The 2010 World Cup — arguably the biggest sporting event in the world — is set to take place in South Africa.
So what are South African leaders doing to prepare the stadiums for competition?
South African traditional leaders plan to perform ritual animal slaughters to bless stadiums for the 2010 World Cup tournament ahead of the start of the showcase event next June, they said on Friday.
Zolani Mkiva, chairman of the Makhonya Royal Trust, a grouping responsible for co-ordinating cultural activities, said the tournament, the first to be held in Africa, needed to be blessed in true “African style.”
“We must have a cultural ceremony of some sort, where we are going to slaughter a beast (cow),” said Mkiva.
“We believe that from the start we’ve got to do things in accordance with our own traditions,” Mkiva said.
Even if this is part of their culture, screw their traditions. How does animal sacrifice do anything for the soccer match? What does it mean to bless the stadium, anyway? Is someone afraid it’s going to collapse?
I suppose we can be thankful that their traditions don’t involve human sacrifice and female circumcisions…
Omri Ceren at Vagabondish doesn’t see how this makes any sense either:
When people arbitrarily select which indigenous traditions they’re going to highlight for outsiders, that’s a choice. We’re not talking about religion here. We’re talking about a bloody manufactured spectacle across 10 soccer stadiums –- both soccer and stadiums already being a departure from Africa’s “own traditions” –- done to emphasize “style.”
Personally, I don’t think it’s any different from religion. It’s superstitious ritual that has no actual effect on the stadium (or the world).
I hope the World Cup Local Organizing Committee has the good sense to put a stop to this before it gets anywhere.

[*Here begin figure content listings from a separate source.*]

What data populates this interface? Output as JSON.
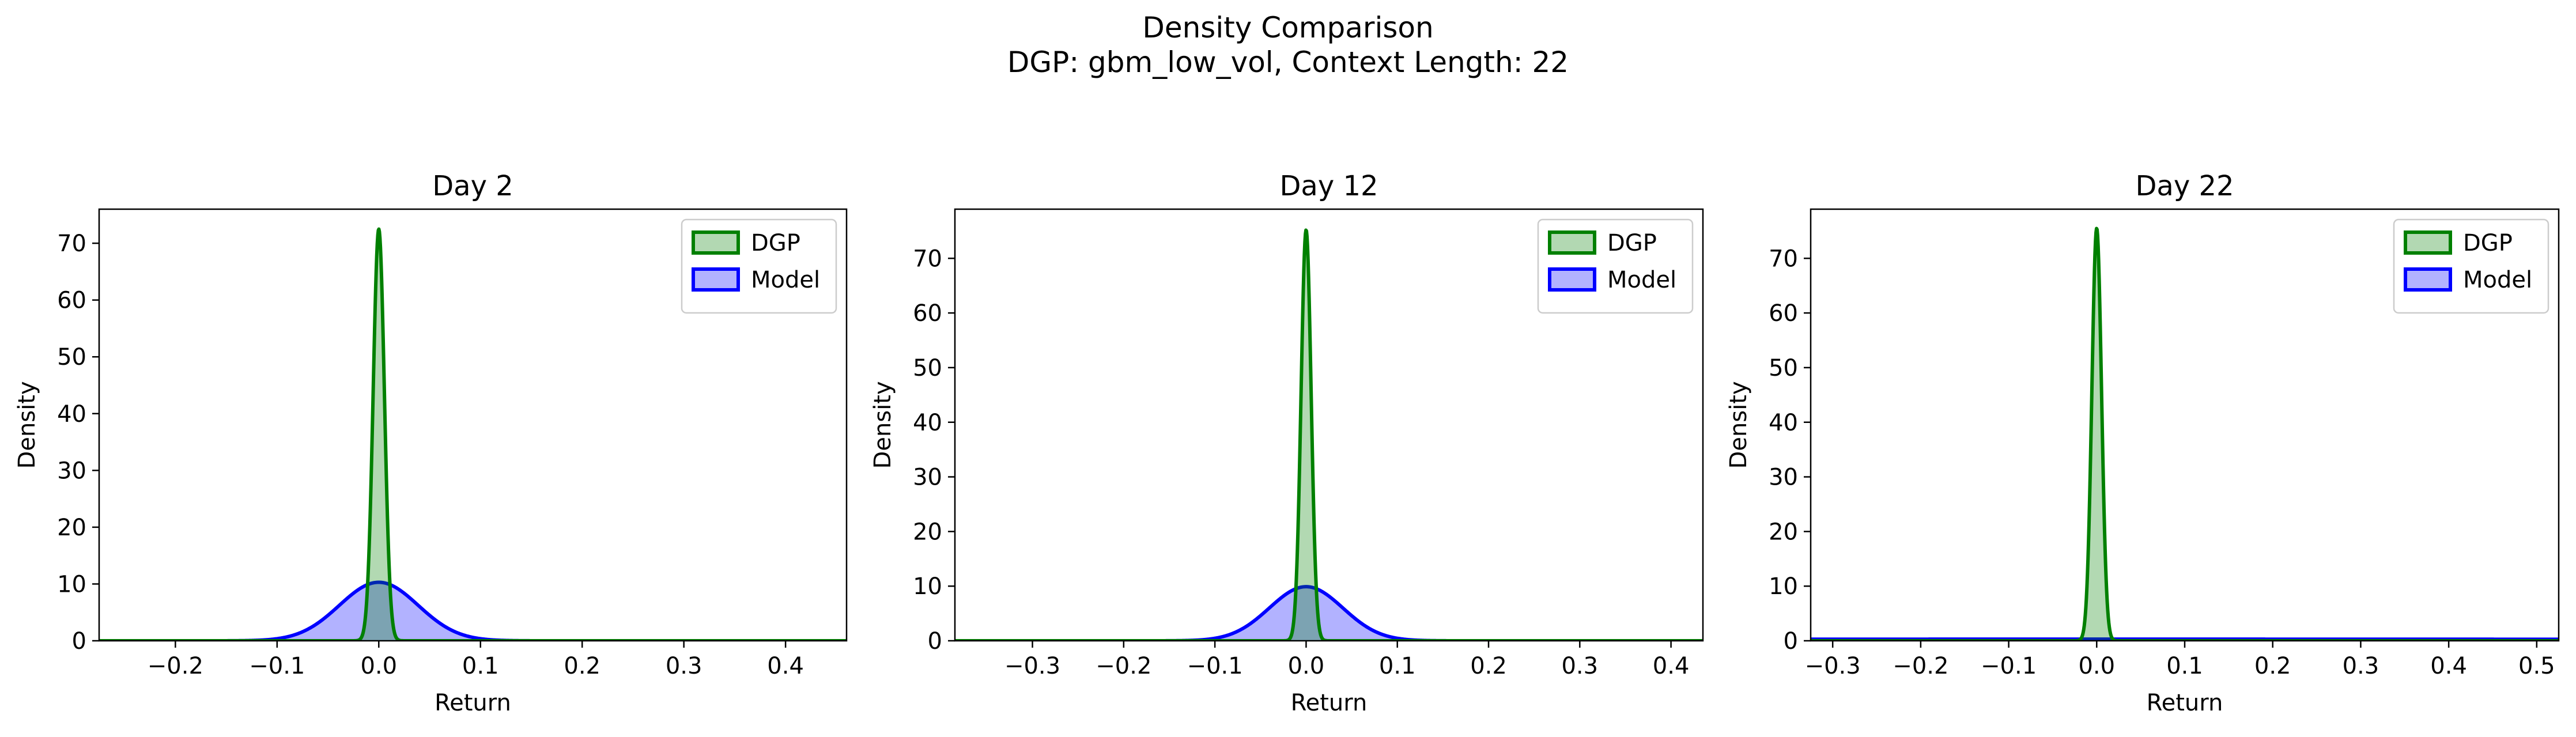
{
  "figure": {
    "title_line1": "Density Comparison",
    "title_line2": "DGP: gbm_low_vol, Context Length: 22"
  },
  "colors": {
    "dgp_line": "#008000",
    "dgp_fill": "#b2d8b2",
    "model_line": "#0000ff",
    "model_fill": "#b2b2ff",
    "axes": "#000000"
  },
  "chart_data": [
    {
      "type": "area",
      "title": "Day 2",
      "xlabel": "Return",
      "ylabel": "Density",
      "xlim": [
        -0.275,
        0.46
      ],
      "ylim": [
        0,
        76
      ],
      "xticks": [
        -0.2,
        -0.1,
        0.0,
        0.1,
        0.2,
        0.3,
        0.4
      ],
      "xtick_labels": [
        "−0.2",
        "−0.1",
        "0.0",
        "0.1",
        "0.2",
        "0.3",
        "0.4"
      ],
      "yticks": [
        0,
        10,
        20,
        30,
        40,
        50,
        60,
        70
      ],
      "ytick_labels": [
        "0",
        "10",
        "20",
        "30",
        "40",
        "50",
        "60",
        "70"
      ],
      "legend_position": "upper right",
      "series": [
        {
          "name": "DGP",
          "distribution": "normal",
          "mean": 0.0,
          "peak_density": 72.5
        },
        {
          "name": "Model",
          "distribution": "normal",
          "mean": 0.0,
          "peak_density": 10.3
        }
      ]
    },
    {
      "type": "area",
      "title": "Day 12",
      "xlabel": "Return",
      "ylabel": "Density",
      "xlim": [
        -0.385,
        0.435
      ],
      "ylim": [
        0,
        79
      ],
      "xticks": [
        -0.3,
        -0.2,
        -0.1,
        0.0,
        0.1,
        0.2,
        0.3,
        0.4
      ],
      "xtick_labels": [
        "−0.3",
        "−0.2",
        "−0.1",
        "0.0",
        "0.1",
        "0.2",
        "0.3",
        "0.4"
      ],
      "yticks": [
        0,
        10,
        20,
        30,
        40,
        50,
        60,
        70
      ],
      "ytick_labels": [
        "0",
        "10",
        "20",
        "30",
        "40",
        "50",
        "60",
        "70"
      ],
      "legend_position": "upper right",
      "series": [
        {
          "name": "DGP",
          "distribution": "normal",
          "mean": 0.0,
          "peak_density": 75.2
        },
        {
          "name": "Model",
          "distribution": "normal",
          "mean": 0.0,
          "peak_density": 9.9
        }
      ]
    },
    {
      "type": "area",
      "title": "Day 22",
      "xlabel": "Return",
      "ylabel": "Density",
      "xlim": [
        -0.325,
        0.525
      ],
      "ylim": [
        0,
        79
      ],
      "xticks": [
        -0.3,
        -0.2,
        -0.1,
        0.0,
        0.1,
        0.2,
        0.3,
        0.4,
        0.5
      ],
      "xtick_labels": [
        "−0.3",
        "−0.2",
        "−0.1",
        "0.0",
        "0.1",
        "0.2",
        "0.3",
        "0.4",
        "0.5"
      ],
      "yticks": [
        0,
        10,
        20,
        30,
        40,
        50,
        60,
        70
      ],
      "ytick_labels": [
        "0",
        "10",
        "20",
        "30",
        "40",
        "50",
        "60",
        "70"
      ],
      "legend_position": "upper right",
      "series": [
        {
          "name": "DGP",
          "distribution": "normal",
          "mean": 0.0,
          "peak_density": 75.5
        },
        {
          "name": "Model",
          "distribution": "normal",
          "mean": 0.0,
          "peak_density": 0.3
        }
      ]
    }
  ]
}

If you’re not convinced how ridiculous this is, Grahame L. Jones of the LA Times suggests how this scenario would look in another part of the world:
Imagine that it is 1994 again and that the opening game of the World Cup is about to take place at Soldier Field in Chicago.
Or perhaps it’s the first game at the Rose Bowl in Pasadena, or at the Cotton Bowl in Dallas, or at any of the other six venues used during the ’94 tournament.
Now, imagine the crowds outside the stadium, the fans in a festive and anticipatory mood, children among them. Now imagine a cow being led on a rope to a designated spot outside the stadium and having its throat cut and its blood drained as part of the pregame ritual.
Unthinkable? You bet. Sickening? Absolutely.
It wouldn’t be allowed here and it shouldn’t be allowed there.